Alzheimer's biomarkers indicate dementia advancement

Diagnosing and treating Alzheimer's disease continues to befuddle scientists, but new biomarkers found in mice and tracked in a clinical trial could indicate how dementia progresses in humans, a group of researchers at the Italian Institute for Research, Hospitalization and Health Care (IRCCS) Fatebenefratelli found. 

In a study published online in Neurology, scientists found that all patients with all biomarkers of Alzheimer's disease neuropathology progressed to dementia, and only one patient with none of the multiple biomarkers progressed.

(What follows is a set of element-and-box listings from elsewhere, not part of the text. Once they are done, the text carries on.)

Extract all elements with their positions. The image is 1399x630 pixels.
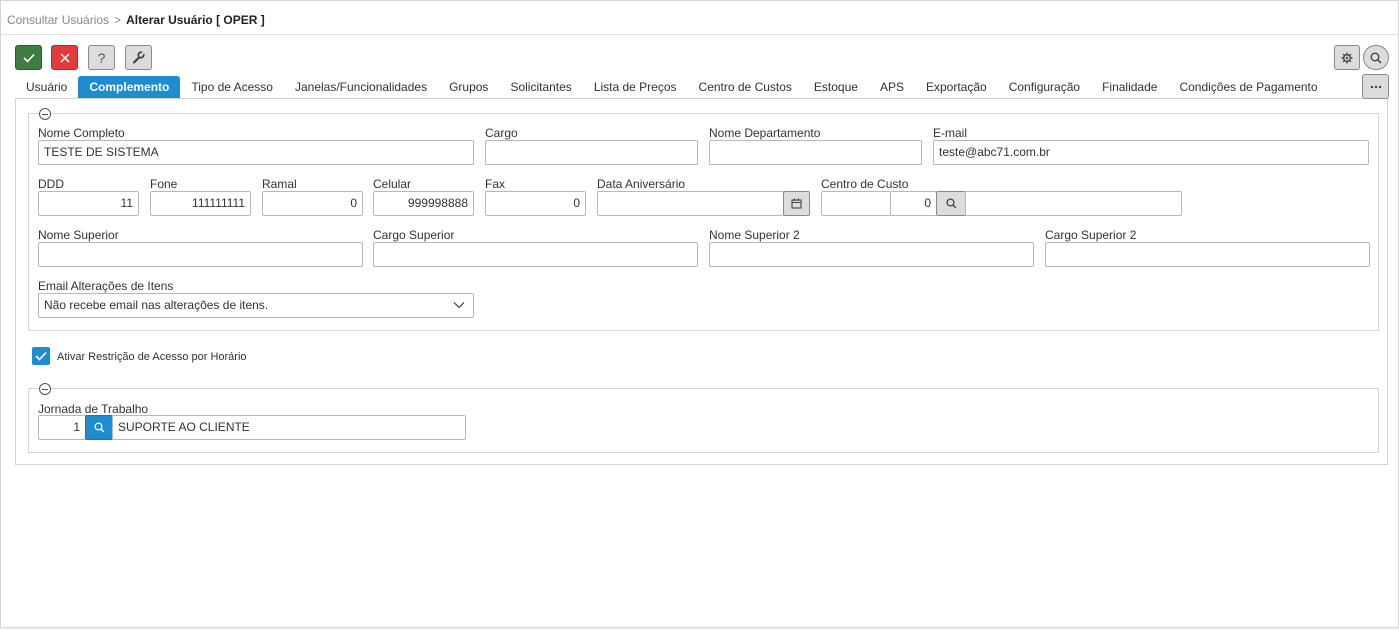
restricao-horario-label: Ativar Restrição de Acesso por Horário xyxy=(57,351,247,363)
nome-departamento-label: Nome Departamento xyxy=(709,126,821,140)
tab-solicitantes[interactable]: Solicitantes xyxy=(499,76,582,99)
tab-finalidade[interactable]: Finalidade xyxy=(1091,76,1168,99)
cargo-superior-label: Cargo Superior xyxy=(373,228,455,242)
nome-superior-input[interactable] xyxy=(38,242,363,267)
tab-centro-de-custos[interactable]: Centro de Custos xyxy=(688,76,803,99)
nome-superior-2-label: Nome Superior 2 xyxy=(709,228,800,242)
wrench-icon xyxy=(132,51,145,64)
ddd-input[interactable]: 11 xyxy=(38,191,139,216)
tab-janelas-funcionalidades[interactable]: Janelas/Funcionalidades xyxy=(284,76,438,99)
email-input[interactable]: teste@abc71.com.br xyxy=(933,140,1369,165)
close-icon xyxy=(59,52,70,63)
more-tabs-button[interactable] xyxy=(1362,74,1389,99)
calendar-icon xyxy=(791,198,802,209)
centro-custo-description-input[interactable] xyxy=(965,191,1182,216)
search-icon xyxy=(93,422,104,433)
email-alteracoes-label: Email Alterações de Itens xyxy=(38,279,174,293)
jornada-code-input[interactable]: 1 xyxy=(38,415,86,440)
search-icon xyxy=(1370,52,1382,64)
collapse-icon[interactable] xyxy=(39,108,51,120)
centro-custo-code2-input[interactable]: 0 xyxy=(890,191,937,216)
fone-input[interactable]: 111111111 xyxy=(150,191,251,216)
fax-label: Fax xyxy=(485,177,506,191)
breadcrumb: Consultar Usuários > Alterar Usuário [ OPE… xyxy=(7,13,265,27)
gear-icon xyxy=(1341,52,1353,63)
help-icon: ? xyxy=(97,49,106,66)
cargo-superior-2-input[interactable] xyxy=(1045,242,1370,267)
email-alteracoes-select[interactable]: Não recebe email nas alterações de itens… xyxy=(38,293,474,318)
tab-lista-de-precos[interactable]: Lista de Preços xyxy=(583,76,688,99)
page-title: Alterar Usuário [ OPER ] xyxy=(126,13,265,27)
celular-input[interactable]: 999998888 xyxy=(373,191,474,216)
ramal-label: Ramal xyxy=(262,177,297,191)
jornada-description-input[interactable]: SUPORTE AO CLIENTE xyxy=(112,415,466,440)
nome-superior-label: Nome Superior xyxy=(38,228,119,242)
tab-exportacao[interactable]: Exportação xyxy=(915,76,998,99)
tab-complemento[interactable]: Complemento xyxy=(78,76,181,99)
nome-completo-label: Nome Completo xyxy=(38,126,125,140)
check-icon xyxy=(35,351,47,361)
header-divider xyxy=(1,34,1398,35)
jornada-label: Jornada de Trabalho xyxy=(38,402,149,416)
tab-aps[interactable]: APS xyxy=(869,76,915,99)
fax-input[interactable]: 0 xyxy=(485,191,586,216)
nome-completo-input[interactable]: TESTE DE SISTEMA xyxy=(38,140,474,165)
centro-custo-code1-input[interactable] xyxy=(821,191,891,216)
tab-estoque[interactable]: Estoque xyxy=(803,76,869,99)
help-button[interactable]: ? xyxy=(88,45,115,70)
save-button[interactable] xyxy=(15,45,42,70)
more-icon xyxy=(1370,85,1381,88)
restricao-horario-checkbox[interactable] xyxy=(32,347,50,365)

The current model of Alzheimer's disease indicates that brain amyloidosis biomarkers turn abnormal earliest, followed by biomarkers of synaptic dysfunction and loss of volume in the hippocampus. With this study, researchers hoped to provide clinical evidence of the model in patients with mild cognitive impairment.

Researchers enrolled 73 patients with mild cognitive impairment to measure corresponding biomarkers, including beta-amyloid concentration in cerebral spinal fluid, and tracked the biomarkers over time. 

When researchers followed up on patients with mild clinical impairment two to two and a half years later, 29 had progressed to dementia, while 44 remained stable.

According to MedPageToday, 22 had none of the markers; 11 had just abnormal beta amyloid; 11 had abnormal beta amyloid and markers of synaptic dysfunction; and 10 had all three markers. The remaining 19 patients did not fit the biomarker model. Four had both abnormal beta amyloid and loss of hippocampal volume but no indication of synaptic dysfunction. The remaining 15 had no beta-amyloid abnormality but had one or both of the other two markers.